Goodison Park receives three separate channels from ADI, with different content for stadium screens, concourse televisions and screens in hospitality lounges allowing the club to target content at different fans at different stages of the matchday.
Other services delivered over Live Venue include fully produced stadium screen content and the management of the perimeter digiBOARD content. It rents 3000 LED screens to venues across the UK ranging from soccer, cricket and Premier League rugby clubs, and all the main UK racecourses to recent deals with Red Bull and F1 at Silverstone.
Stat Zone
In 2011 ADI took a 50% stake in Manchester-based sports marketing firm Eleven Sports Media to create a series of digital media services for distribution and display over Live Venue.
This includes Stat Zone, powered by Opta, which integrates up-to-the-minute match stats into the matchday programming displayed on portrait screens located within concourse areas. Team sheets, for example, are automatically updated on announcement prior to kick-off with the content triggered to display the correct player images, rather than a list of team names.
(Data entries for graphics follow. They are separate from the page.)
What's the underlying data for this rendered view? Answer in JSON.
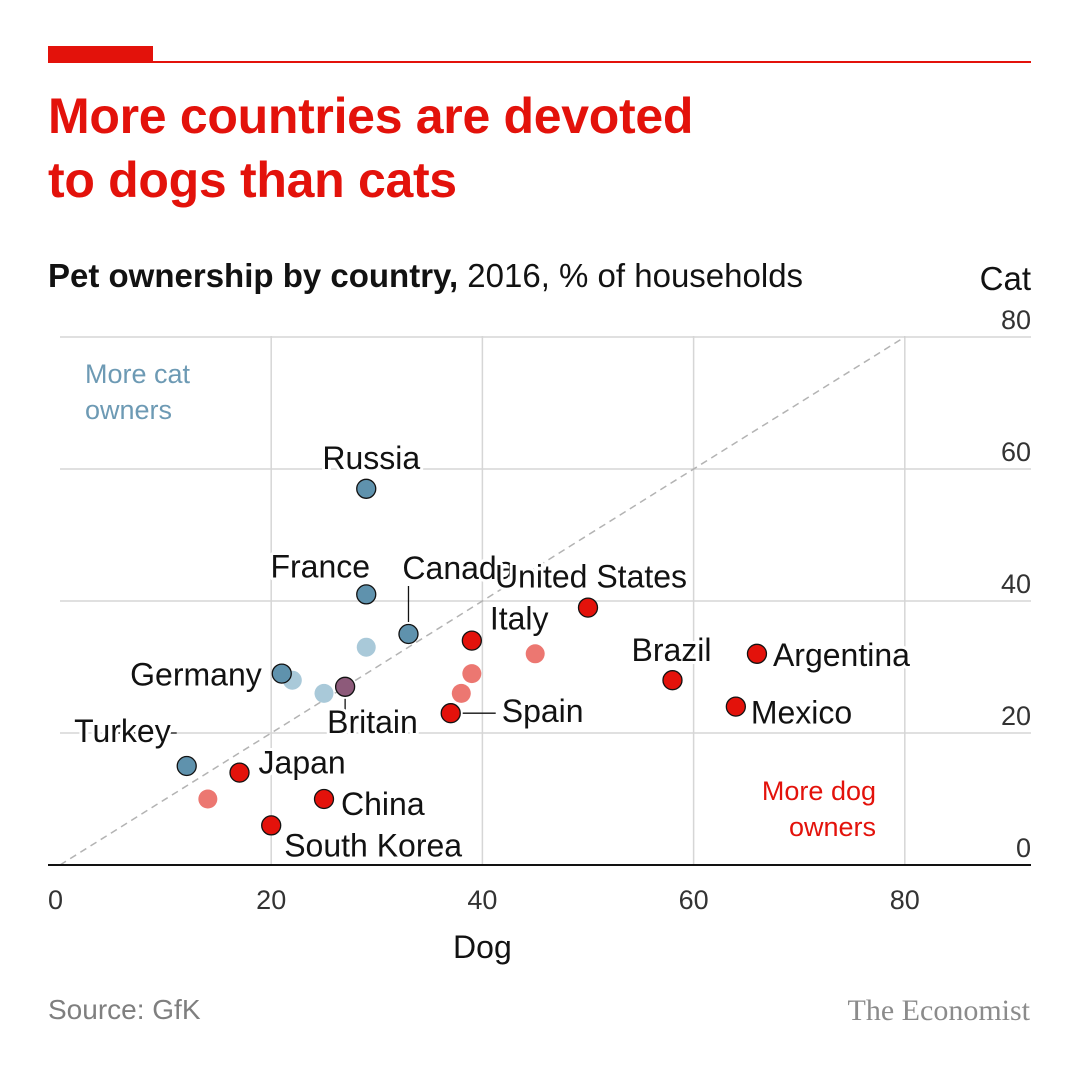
{
  "headline": "More countries are devoted\nto dogs than cats",
  "subtitle": {
    "bold": "Pet ownership by country,",
    "rest": " 2016, % of households"
  },
  "source": "Source: GfK",
  "brand": "The Economist",
  "colors": {
    "accent": "#e3120b",
    "cat_dark": "#5f92ad",
    "cat_light": "#a9c9d9",
    "dog_dark": "#e3120b",
    "dog_light": "#ec7771",
    "mixed": "#8d5a7a",
    "cat_annotation": "#6d9ab4"
  },
  "chart_data": {
    "type": "scatter",
    "xlabel": "Dog",
    "ylabel": "Cat",
    "xlim": [
      0,
      92
    ],
    "ylim": [
      0,
      80
    ],
    "x_ticks": [
      "0",
      "20",
      "40",
      "60",
      "80"
    ],
    "y_ticks": [
      "0",
      "20",
      "40",
      "60",
      "80"
    ],
    "grid": true,
    "diagonal_line": true,
    "annotations": {
      "cat": "More cat\nowners",
      "dog": "More dog\nowners"
    },
    "points": [
      {
        "label": "Russia",
        "x": 29,
        "y": 57,
        "group": "cat_dark"
      },
      {
        "label": "France",
        "x": 29,
        "y": 41,
        "group": "cat_dark"
      },
      {
        "label": "Canada",
        "x": 33,
        "y": 35,
        "group": "cat_dark"
      },
      {
        "label": "Germany",
        "x": 21,
        "y": 29,
        "group": "cat_dark"
      },
      {
        "label": "Turkey",
        "x": 12,
        "y": 15,
        "group": "cat_dark"
      },
      {
        "label": "",
        "x": 29,
        "y": 33,
        "group": "cat_light"
      },
      {
        "label": "",
        "x": 22,
        "y": 28,
        "group": "cat_light"
      },
      {
        "label": "",
        "x": 25,
        "y": 26,
        "group": "cat_light"
      },
      {
        "label": "Britain",
        "x": 27,
        "y": 27,
        "group": "mixed"
      },
      {
        "label": "Italy",
        "x": 39,
        "y": 34,
        "group": "dog_dark"
      },
      {
        "label": "United States",
        "x": 50,
        "y": 39,
        "group": "dog_dark"
      },
      {
        "label": "Brazil",
        "x": 58,
        "y": 28,
        "group": "dog_dark"
      },
      {
        "label": "Argentina",
        "x": 66,
        "y": 32,
        "group": "dog_dark"
      },
      {
        "label": "Mexico",
        "x": 64,
        "y": 24,
        "group": "dog_dark"
      },
      {
        "label": "Spain",
        "x": 37,
        "y": 23,
        "group": "dog_dark"
      },
      {
        "label": "Japan",
        "x": 17,
        "y": 14,
        "group": "dog_dark"
      },
      {
        "label": "China",
        "x": 25,
        "y": 10,
        "group": "dog_dark"
      },
      {
        "label": "South Korea",
        "x": 20,
        "y": 6,
        "group": "dog_dark"
      },
      {
        "label": "",
        "x": 45,
        "y": 32,
        "group": "dog_light"
      },
      {
        "label": "",
        "x": 39,
        "y": 29,
        "group": "dog_light"
      },
      {
        "label": "",
        "x": 38,
        "y": 26,
        "group": "dog_light"
      },
      {
        "label": "",
        "x": 14,
        "y": 10,
        "group": "dog_light"
      }
    ]
  }
}
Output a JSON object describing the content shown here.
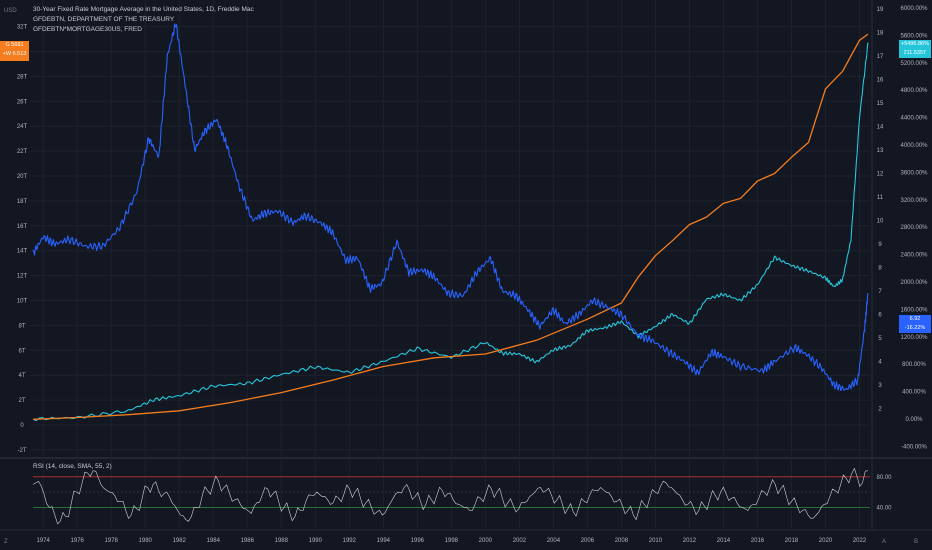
{
  "legend": {
    "title": "30-Year Fixed Rate Mortgage Average in the United States, 1D, Freddie Mac",
    "line2": "GFDEBTN, DEPARTMENT OF THE TREASURY",
    "line3": "GFDEBTN*MORTGAGE30US, FRED"
  },
  "tags": {
    "left_top": "G 5691",
    "left_bottom": "+W 6.513",
    "right_cyan_top": "+5496.86%",
    "right_cyan_bottom": "211.535T",
    "right_blue_top": "6.92",
    "right_blue_bottom": "-16.22%"
  },
  "rsi": {
    "label": "RSI (14, close, SMA, 55, 2)",
    "upper": "80.00",
    "lower": "40.00"
  },
  "corner": {
    "left_axis_unit": "USD",
    "bottom_left": "Z",
    "bottom_right_a": "A",
    "bottom_right_b": "B"
  },
  "colors": {
    "background": "#131722",
    "mortgage": "#2962ff",
    "debt": "#f57c1f",
    "product": "#26c6da",
    "rsi": "#d1d4dc"
  },
  "chart_data": [
    {
      "type": "line",
      "x_ticks": [
        "1974",
        "1976",
        "1978",
        "1980",
        "1982",
        "1984",
        "1986",
        "1988",
        "1990",
        "1992",
        "1994",
        "1996",
        "1998",
        "2000",
        "2002",
        "2004",
        "2006",
        "2008",
        "2010",
        "2012",
        "2014",
        "2016",
        "2018",
        "2020",
        "2022"
      ],
      "left_axis": {
        "unit": "USD",
        "ticks": [
          "32T",
          "30T",
          "28T",
          "26T",
          "24T",
          "22T",
          "20T",
          "18T",
          "16T",
          "14T",
          "12T",
          "10T",
          "8T",
          "6T",
          "4T",
          "2T",
          "0",
          "-2T"
        ]
      },
      "mid_axis": {
        "ticks": [
          "19",
          "18",
          "17",
          "16",
          "15",
          "14",
          "13",
          "12",
          "11",
          "10",
          "9",
          "8",
          "7",
          "6",
          "5",
          "4",
          "3",
          "2"
        ]
      },
      "right_axis": {
        "ticks": [
          "6000.00%",
          "5600.00%",
          "5200.00%",
          "4800.00%",
          "4400.00%",
          "4000.00%",
          "3600.00%",
          "3200.00%",
          "2800.00%",
          "2400.00%",
          "2000.00%",
          "1600.00%",
          "1200.00%",
          "800.00%",
          "400.00%",
          "0.00%",
          "-400.00%"
        ]
      },
      "series": [
        {
          "name": "30-Year Fixed Rate Mortgage Average in the United States",
          "axis": "mid",
          "x": [
            1973.4,
            1974,
            1974.7,
            1975.5,
            1976.5,
            1977.5,
            1978.5,
            1979.5,
            1980.2,
            1980.8,
            1981.3,
            1981.8,
            1982.3,
            1982.9,
            1983.5,
            1984.2,
            1984.8,
            1985.5,
            1986.3,
            1987,
            1987.8,
            1988.7,
            1989.4,
            1990.3,
            1991,
            1991.8,
            1992.5,
            1993.2,
            1993.9,
            1994.8,
            1995.5,
            1996.3,
            1997,
            1997.8,
            1998.7,
            1999.5,
            2000.3,
            2001,
            2001.8,
            2002.5,
            2003.2,
            2004,
            2004.7,
            2005.5,
            2006.3,
            2007.2,
            2008,
            2009,
            2009.8,
            2010.8,
            2011.7,
            2012.5,
            2013.3,
            2014,
            2015,
            2016.3,
            2017,
            2018.2,
            2018.9,
            2019.8,
            2020.5,
            2021.2,
            2021.9,
            2022.3,
            2022.5
          ],
          "values": [
            8.6,
            9.3,
            9.0,
            9.2,
            8.9,
            8.9,
            9.7,
            11.2,
            13.5,
            12.7,
            17,
            18.4,
            16,
            13,
            13.8,
            14.3,
            13.2,
            11.5,
            10.0,
            10.3,
            10.4,
            9.9,
            10.2,
            9.9,
            9.5,
            8.3,
            8.4,
            7.1,
            7.3,
            9.1,
            7.8,
            7.9,
            7.6,
            6.9,
            6.8,
            7.8,
            8.4,
            7.0,
            6.8,
            6.2,
            5.5,
            6.2,
            5.6,
            6.0,
            6.6,
            6.3,
            6.0,
            5.1,
            4.9,
            4.4,
            4.0,
            3.5,
            4.4,
            4.2,
            3.8,
            3.6,
            4.0,
            4.6,
            4.3,
            3.7,
            3.0,
            2.8,
            3.2,
            5.4,
            6.92
          ]
        },
        {
          "name": "GFDEBTN, DEPARTMENT OF THE TREASURY",
          "axis": "left",
          "x": [
            1973.4,
            1976,
            1979,
            1982,
            1985,
            1988,
            1991,
            1994,
            1997,
            2000,
            2003,
            2006,
            2008,
            2009,
            2010,
            2011,
            2012,
            2013,
            2014,
            2015,
            2016,
            2017,
            2018,
            2019,
            2020,
            2020.5,
            2021,
            2022,
            2022.5
          ],
          "values": [
            0.46,
            0.6,
            0.83,
            1.14,
            1.8,
            2.6,
            3.6,
            4.7,
            5.4,
            5.7,
            6.8,
            8.5,
            9.8,
            11.9,
            13.6,
            14.8,
            16.1,
            16.7,
            17.8,
            18.2,
            19.6,
            20.2,
            21.5,
            22.7,
            27.0,
            27.7,
            28.4,
            30.9,
            31.4
          ]
        },
        {
          "name": "GFDEBTN*MORTGAGE30US, FRED",
          "axis": "right",
          "x": [
            1973.4,
            1976,
            1979,
            1980.5,
            1982,
            1984,
            1986,
            1988,
            1990,
            1992,
            1994,
            1996,
            1998,
            2000,
            2001,
            2002,
            2003,
            2004,
            2005,
            2006,
            2007,
            2008,
            2009,
            2010,
            2011,
            2012,
            2013,
            2014,
            2015,
            2016,
            2017,
            2018,
            2019,
            2020,
            2020.5,
            2021,
            2021.5,
            2022,
            2022.5
          ],
          "values": [
            0,
            20,
            120,
            280,
            340,
            480,
            520,
            650,
            760,
            680,
            840,
            1030,
            900,
            1120,
            960,
            950,
            830,
            1010,
            1070,
            1290,
            1330,
            1420,
            1210,
            1350,
            1530,
            1390,
            1750,
            1820,
            1730,
            1960,
            2360,
            2240,
            2160,
            2060,
            1930,
            2030,
            2620,
            4400,
            5497
          ]
        }
      ]
    },
    {
      "type": "line",
      "title": "RSI (14, close, SMA, 55, 2)",
      "ylim": [
        0,
        100
      ],
      "levels": [
        80,
        40
      ],
      "series": [
        {
          "name": "RSI",
          "x_range": [
            1973.4,
            2022.5
          ],
          "values": [
            70,
            74,
            58,
            40,
            30,
            22,
            28,
            45,
            60,
            72,
            85,
            88,
            78,
            65,
            60,
            55,
            48,
            36,
            30,
            38,
            52,
            66,
            70,
            62,
            58,
            54,
            42,
            30,
            24,
            28,
            40,
            55,
            62,
            70,
            74,
            66,
            58,
            50,
            44,
            38,
            32,
            46,
            56,
            64,
            58,
            48,
            40,
            34,
            28,
            36,
            48,
            56,
            60,
            54,
            50,
            46,
            52,
            58,
            64,
            60,
            52,
            46,
            40,
            34,
            30,
            40,
            52,
            60,
            66,
            62,
            54,
            48,
            44,
            50,
            56,
            62,
            58,
            50,
            44,
            40,
            36,
            44,
            52,
            58,
            64,
            60,
            52,
            46,
            42,
            38,
            46,
            54,
            60,
            66,
            62,
            56,
            50,
            44,
            38,
            34,
            40,
            48,
            56,
            62,
            66,
            60,
            54,
            48,
            42,
            36,
            30,
            36,
            44,
            52,
            60,
            68,
            72,
            66,
            58,
            50,
            44,
            40,
            36,
            42,
            50,
            56,
            60,
            58,
            52,
            46,
            40,
            36,
            44,
            52,
            60,
            66,
            70,
            64,
            56,
            48,
            42,
            36,
            30,
            26,
            34,
            44,
            54,
            62,
            70,
            78,
            84,
            80,
            72,
            88
          ]
        }
      ]
    }
  ]
}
“One of things we are better at than most, purely because we have got an awful lot of experience after 23 years, is delivering engagement,” says Williams. “That’s where the value lies in what we do. If any stadia is looking to create that engagement piece a technology platform to do it is vital. But that platform should be transparent to the consumer and fan. From their point of view the experience is around content and in particular content that connects with and creates emotion.”